Monday, May 19, 2014

Sharing a Secret

Yesterday I attended the dance recital of one of my nieces. Growing up in small towns I wasn't quite prepared for the spectacle that is a large 'dance-studio' recital. It was a two-and-a-half hour show, give or take, and there was a seemingly endless stream of kids. Lots of entertaining performances, but my main takeaway was the fun realization that the 'car-alarm' electronic music I've been listening to whenever I could get my hands on it is steadily creeping into the mainstream. My lizard-brain tickle-treats are taking over the studio dance scene!
As a youngster I was utterly baffled about how people found new music. I would tape hours of radio and spend more hours editing out the filler and fluff and find the songs that tickled my brain. Growing up where I did there wasn't much out there for me, but every now and then a gem would pop out of stuff like the Doctor Demento show, or some alternative DJ throwing me a bone. I didn't have a name for what I liked. Didn't know what to call it, couldn't really describe it, and sometimes the artist made me listen to utter crap for one single 15 second snippet that woke something that lives deep in the brain-stem. And then I hit college. I felt like a caveman walking into a Best Buy. Utterly intimidated and shamefully ignorant of what was out there. One of my prized possessions was the Mortal Kombat Movie Soundtrack. I wouldn't actually see the movie until years later, but what I learned early on was that the stores I had access to only stock what was on the radio. Stuff I had already discarded as mostly crap. So I would cruise the Soundtracks. We didn't go to the movies often, but there is a certain type of movie. A category of films that operate around a visual aesthetic that carries with it the necessity of a certain tone. Action movies are hit-and-miss, but the right kind of action movie requires throbbing bass, thrashing guitars, electronic squeals, big dramatic builds and climaxes. I consciously deleted the adjective audiorgasmic in the last sentence. This isn't that sort of blog. I would consider the album cover. I would study the track list. Basically I would try to judge the book by its cover. Lots of misses, but between the Hackers Soundtracks and MK 1 and 2 I have no regrets about my methods.
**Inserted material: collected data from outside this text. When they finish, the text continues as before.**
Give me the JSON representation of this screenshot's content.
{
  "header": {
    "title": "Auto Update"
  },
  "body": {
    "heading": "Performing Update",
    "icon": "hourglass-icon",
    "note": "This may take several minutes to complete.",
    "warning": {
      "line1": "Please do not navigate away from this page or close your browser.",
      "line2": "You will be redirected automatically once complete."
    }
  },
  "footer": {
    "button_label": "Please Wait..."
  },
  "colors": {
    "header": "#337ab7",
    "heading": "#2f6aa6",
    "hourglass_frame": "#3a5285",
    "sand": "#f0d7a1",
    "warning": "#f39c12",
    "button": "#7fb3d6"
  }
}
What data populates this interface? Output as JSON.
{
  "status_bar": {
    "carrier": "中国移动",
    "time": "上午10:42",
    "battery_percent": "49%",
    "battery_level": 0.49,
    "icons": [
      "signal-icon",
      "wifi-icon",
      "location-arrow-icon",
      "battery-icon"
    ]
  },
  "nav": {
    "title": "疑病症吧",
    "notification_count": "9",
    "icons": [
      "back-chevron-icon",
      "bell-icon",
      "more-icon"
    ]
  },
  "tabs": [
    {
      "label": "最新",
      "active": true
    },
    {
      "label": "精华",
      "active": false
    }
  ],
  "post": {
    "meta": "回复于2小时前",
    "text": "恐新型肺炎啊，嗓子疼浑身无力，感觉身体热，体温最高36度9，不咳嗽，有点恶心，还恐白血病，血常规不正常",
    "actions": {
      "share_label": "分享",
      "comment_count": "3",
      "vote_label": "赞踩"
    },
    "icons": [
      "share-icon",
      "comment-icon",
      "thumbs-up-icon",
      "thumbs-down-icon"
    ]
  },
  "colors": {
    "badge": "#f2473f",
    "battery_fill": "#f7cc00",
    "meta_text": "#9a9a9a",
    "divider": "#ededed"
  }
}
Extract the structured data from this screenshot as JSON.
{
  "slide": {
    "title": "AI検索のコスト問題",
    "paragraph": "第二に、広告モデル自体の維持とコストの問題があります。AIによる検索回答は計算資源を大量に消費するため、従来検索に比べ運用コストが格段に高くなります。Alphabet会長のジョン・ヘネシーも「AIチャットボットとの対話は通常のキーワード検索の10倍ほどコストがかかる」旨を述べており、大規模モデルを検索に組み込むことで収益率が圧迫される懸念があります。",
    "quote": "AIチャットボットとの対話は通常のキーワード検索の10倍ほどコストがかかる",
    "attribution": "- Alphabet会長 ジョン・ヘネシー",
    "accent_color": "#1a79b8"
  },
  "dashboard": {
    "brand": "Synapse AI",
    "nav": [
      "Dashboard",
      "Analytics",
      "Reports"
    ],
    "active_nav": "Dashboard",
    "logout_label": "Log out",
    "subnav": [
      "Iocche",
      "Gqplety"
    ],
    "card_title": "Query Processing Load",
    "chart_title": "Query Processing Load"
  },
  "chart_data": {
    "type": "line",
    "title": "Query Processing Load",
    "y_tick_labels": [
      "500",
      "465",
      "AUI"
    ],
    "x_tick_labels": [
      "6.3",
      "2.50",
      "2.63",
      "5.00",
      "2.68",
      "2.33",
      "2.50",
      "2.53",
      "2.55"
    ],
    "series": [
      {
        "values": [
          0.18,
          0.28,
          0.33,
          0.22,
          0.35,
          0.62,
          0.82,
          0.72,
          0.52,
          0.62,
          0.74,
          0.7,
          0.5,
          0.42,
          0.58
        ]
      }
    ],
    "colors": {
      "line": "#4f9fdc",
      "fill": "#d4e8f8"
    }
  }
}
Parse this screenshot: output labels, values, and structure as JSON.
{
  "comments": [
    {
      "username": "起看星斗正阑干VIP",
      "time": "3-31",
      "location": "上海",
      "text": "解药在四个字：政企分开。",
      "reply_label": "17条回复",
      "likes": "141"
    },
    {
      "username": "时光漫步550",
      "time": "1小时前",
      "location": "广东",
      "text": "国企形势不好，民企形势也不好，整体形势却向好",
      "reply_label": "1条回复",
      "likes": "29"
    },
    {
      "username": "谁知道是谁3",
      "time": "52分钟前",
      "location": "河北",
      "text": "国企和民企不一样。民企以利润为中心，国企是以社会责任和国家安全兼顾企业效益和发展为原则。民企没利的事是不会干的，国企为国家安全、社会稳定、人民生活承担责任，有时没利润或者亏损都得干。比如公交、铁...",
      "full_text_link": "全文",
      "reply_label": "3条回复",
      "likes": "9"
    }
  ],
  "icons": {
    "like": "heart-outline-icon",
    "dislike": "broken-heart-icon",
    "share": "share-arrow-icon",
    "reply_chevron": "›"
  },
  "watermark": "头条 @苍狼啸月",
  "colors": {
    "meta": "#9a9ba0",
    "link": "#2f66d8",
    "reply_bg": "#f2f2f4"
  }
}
It took longer than I care to admit to realize that most of the music on Soundtracks hadn't been created specifically for that movie. That the tracks were just snippets from albums that an artist had released independent of the movie. I blame being raised on Disney movies. Shortly afterwards I realized that many artists really only have that one song from the album that tickles the right parts of my brain.
I was still a teenager when someone handed me a DJ mix-tape. The shameful secret is that I did not know it was a mix-tape nor had any concept of what a DJ does. It was a combination of big beats, electro pop, dance, and rap. I listened through it and I was amazed at how seamlessly the music transitioned. When, in an awkward attempt to engage in social dialog with humans, I tried describing my amazement at a flourish in a particular track and wondered aloud how this DJ had accomplished it. I was met with a blank stare. It took me longer than I care to admit to learn that the DJ doesn't actually perform the tracks but merely finds, mixes and fades several tracks together. I say merely only in comparison to actually creating a piece of music.
But in summation:
As a fond tourist in the electronic music world I was amused to see a stage full of kids dancing to the same rhythms I was blasting from my Plymouth Fury's tape-deck half a lifetime ago.